しかし、その瞬間、教室の後ろから小さな笑い声が聞こえた。由美と葵が、携の方を見て笑いを堪えているのが目に入った。


「なんであいつ、まだあんなデブと話してんの?」葵が由美に耳打ちし、二人は小さく笑い合った。


その様子を見た携は、再び顔を伏せてしまった。彼の中で何かが壊れる音がしたような気がした。周囲の冷たい視線や、嘲笑混じりの声が、彼の心に鋭く突き刺さっていた。
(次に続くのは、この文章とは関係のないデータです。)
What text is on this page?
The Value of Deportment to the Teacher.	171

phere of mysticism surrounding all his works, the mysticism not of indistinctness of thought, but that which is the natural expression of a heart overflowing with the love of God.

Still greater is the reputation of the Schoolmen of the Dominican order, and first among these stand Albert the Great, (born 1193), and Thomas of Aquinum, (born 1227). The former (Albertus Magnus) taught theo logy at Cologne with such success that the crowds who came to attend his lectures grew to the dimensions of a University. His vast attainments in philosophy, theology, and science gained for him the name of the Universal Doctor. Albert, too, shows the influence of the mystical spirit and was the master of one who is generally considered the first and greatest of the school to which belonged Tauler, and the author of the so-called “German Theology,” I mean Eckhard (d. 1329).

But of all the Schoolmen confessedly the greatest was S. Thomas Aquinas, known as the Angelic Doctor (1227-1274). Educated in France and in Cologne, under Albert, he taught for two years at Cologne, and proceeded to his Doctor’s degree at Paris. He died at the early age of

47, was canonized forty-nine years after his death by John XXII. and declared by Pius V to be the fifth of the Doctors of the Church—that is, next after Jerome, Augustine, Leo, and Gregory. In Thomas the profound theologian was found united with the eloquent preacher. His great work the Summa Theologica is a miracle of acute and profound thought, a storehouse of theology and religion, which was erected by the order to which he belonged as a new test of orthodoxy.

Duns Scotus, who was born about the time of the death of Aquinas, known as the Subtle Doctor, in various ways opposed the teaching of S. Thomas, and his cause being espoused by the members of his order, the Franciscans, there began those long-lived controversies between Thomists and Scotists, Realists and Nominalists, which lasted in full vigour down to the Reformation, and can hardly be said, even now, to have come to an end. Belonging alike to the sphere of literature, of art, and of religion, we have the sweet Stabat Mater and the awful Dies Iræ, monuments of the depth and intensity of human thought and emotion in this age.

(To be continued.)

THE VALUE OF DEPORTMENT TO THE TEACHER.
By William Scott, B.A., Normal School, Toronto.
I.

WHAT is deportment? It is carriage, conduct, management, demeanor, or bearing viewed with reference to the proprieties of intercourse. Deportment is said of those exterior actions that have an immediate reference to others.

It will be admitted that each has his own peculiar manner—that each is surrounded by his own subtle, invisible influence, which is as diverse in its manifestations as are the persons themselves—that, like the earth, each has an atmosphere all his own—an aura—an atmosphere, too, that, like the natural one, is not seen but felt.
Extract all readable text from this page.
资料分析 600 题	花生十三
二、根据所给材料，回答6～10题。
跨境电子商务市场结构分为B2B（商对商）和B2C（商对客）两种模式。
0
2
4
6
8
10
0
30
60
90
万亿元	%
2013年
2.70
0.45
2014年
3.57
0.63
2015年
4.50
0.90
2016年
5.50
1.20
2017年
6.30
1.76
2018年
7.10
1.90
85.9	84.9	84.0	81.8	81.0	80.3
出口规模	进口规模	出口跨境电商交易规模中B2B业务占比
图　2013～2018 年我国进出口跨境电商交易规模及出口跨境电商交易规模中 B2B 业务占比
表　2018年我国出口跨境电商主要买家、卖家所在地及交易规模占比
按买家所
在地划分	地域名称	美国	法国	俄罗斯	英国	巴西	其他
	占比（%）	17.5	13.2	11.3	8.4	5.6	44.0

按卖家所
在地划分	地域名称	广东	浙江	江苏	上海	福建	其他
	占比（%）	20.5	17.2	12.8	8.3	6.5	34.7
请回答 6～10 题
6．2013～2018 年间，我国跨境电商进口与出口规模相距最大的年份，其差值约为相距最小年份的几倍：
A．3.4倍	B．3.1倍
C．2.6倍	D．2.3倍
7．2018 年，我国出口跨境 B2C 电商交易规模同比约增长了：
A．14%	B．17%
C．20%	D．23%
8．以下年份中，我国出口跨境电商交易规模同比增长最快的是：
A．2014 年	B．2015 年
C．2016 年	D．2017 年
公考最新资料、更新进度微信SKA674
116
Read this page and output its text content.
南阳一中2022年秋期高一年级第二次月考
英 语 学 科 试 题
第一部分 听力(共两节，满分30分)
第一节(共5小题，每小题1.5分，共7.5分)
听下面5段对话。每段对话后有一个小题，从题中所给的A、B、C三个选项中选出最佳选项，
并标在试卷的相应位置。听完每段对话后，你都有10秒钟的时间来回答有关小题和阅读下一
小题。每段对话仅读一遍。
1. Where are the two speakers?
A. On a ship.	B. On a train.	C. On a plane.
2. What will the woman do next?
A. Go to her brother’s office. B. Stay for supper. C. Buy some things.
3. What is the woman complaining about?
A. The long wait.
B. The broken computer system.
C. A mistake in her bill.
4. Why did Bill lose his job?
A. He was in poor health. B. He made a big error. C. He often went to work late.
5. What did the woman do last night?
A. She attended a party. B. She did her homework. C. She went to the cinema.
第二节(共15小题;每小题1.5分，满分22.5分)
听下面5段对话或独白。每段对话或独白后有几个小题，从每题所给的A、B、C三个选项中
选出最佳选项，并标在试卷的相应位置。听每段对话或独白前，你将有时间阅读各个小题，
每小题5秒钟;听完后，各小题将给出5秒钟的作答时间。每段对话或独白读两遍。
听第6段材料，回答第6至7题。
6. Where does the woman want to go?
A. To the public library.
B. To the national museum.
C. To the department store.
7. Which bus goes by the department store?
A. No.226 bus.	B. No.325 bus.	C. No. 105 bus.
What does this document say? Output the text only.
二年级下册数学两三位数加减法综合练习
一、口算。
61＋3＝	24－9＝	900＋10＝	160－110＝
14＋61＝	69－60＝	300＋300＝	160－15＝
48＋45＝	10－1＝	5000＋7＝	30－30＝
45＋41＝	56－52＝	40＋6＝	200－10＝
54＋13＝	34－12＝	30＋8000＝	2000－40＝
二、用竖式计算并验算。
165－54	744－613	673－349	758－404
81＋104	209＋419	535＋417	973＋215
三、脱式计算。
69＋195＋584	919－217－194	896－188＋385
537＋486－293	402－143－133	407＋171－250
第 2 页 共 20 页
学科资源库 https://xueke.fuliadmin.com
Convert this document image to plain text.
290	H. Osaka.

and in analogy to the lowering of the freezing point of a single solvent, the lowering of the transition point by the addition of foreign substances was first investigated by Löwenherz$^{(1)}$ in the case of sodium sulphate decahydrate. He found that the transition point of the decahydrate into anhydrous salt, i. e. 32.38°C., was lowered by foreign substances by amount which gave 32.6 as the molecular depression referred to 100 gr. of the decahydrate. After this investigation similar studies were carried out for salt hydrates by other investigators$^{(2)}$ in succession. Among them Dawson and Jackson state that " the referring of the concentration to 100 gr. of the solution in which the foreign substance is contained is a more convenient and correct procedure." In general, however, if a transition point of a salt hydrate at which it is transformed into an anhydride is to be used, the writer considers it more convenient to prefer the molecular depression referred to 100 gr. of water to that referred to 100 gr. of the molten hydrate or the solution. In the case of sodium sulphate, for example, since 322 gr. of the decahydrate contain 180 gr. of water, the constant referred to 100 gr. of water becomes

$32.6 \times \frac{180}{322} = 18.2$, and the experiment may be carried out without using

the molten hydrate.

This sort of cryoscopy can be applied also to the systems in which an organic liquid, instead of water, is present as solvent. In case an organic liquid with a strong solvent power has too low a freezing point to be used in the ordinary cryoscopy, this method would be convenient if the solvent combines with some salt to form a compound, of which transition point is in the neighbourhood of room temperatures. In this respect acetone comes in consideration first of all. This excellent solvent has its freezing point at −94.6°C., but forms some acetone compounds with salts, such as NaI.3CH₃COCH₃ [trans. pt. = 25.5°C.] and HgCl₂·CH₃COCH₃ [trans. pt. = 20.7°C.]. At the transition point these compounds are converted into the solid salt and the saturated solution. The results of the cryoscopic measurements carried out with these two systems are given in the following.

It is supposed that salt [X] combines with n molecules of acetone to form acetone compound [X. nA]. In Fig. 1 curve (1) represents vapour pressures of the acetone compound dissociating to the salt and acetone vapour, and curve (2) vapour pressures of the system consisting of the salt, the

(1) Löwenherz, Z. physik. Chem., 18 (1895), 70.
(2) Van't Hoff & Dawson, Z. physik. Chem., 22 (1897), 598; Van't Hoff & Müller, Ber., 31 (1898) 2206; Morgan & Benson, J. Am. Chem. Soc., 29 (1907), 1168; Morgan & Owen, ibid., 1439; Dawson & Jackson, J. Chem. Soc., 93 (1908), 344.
「やっぱり、僕なんか…」携が再び呟いたが、その言葉を遮るように雫が言った。


「そんなことない!俺はお前の味方だよ。何があっても一緒にいるから。」雫の言葉には真剣さがこもっていた。


携はその言葉に少しだけ勇気をもらい、ようやく顔を上げた。しかし、その背後でクラスメートたちが交わしている言葉が、彼の耳に微かに届いていた。


「雫も、あんな奴と一緒にいたら、いずれ同じ目に遭うんじゃない?」洋が、他の男子たちと話しているのが聞こえた。


「だよな。俺たちとはもう違う世界の住人かもな。」別の男子が笑いながら答えた。


その言葉を聞いた携は、自分が雫に迷惑をかけているのだと感じた。自分のせいで彼が孤立するかもしれないという恐れが、彼の胸を締め付けた。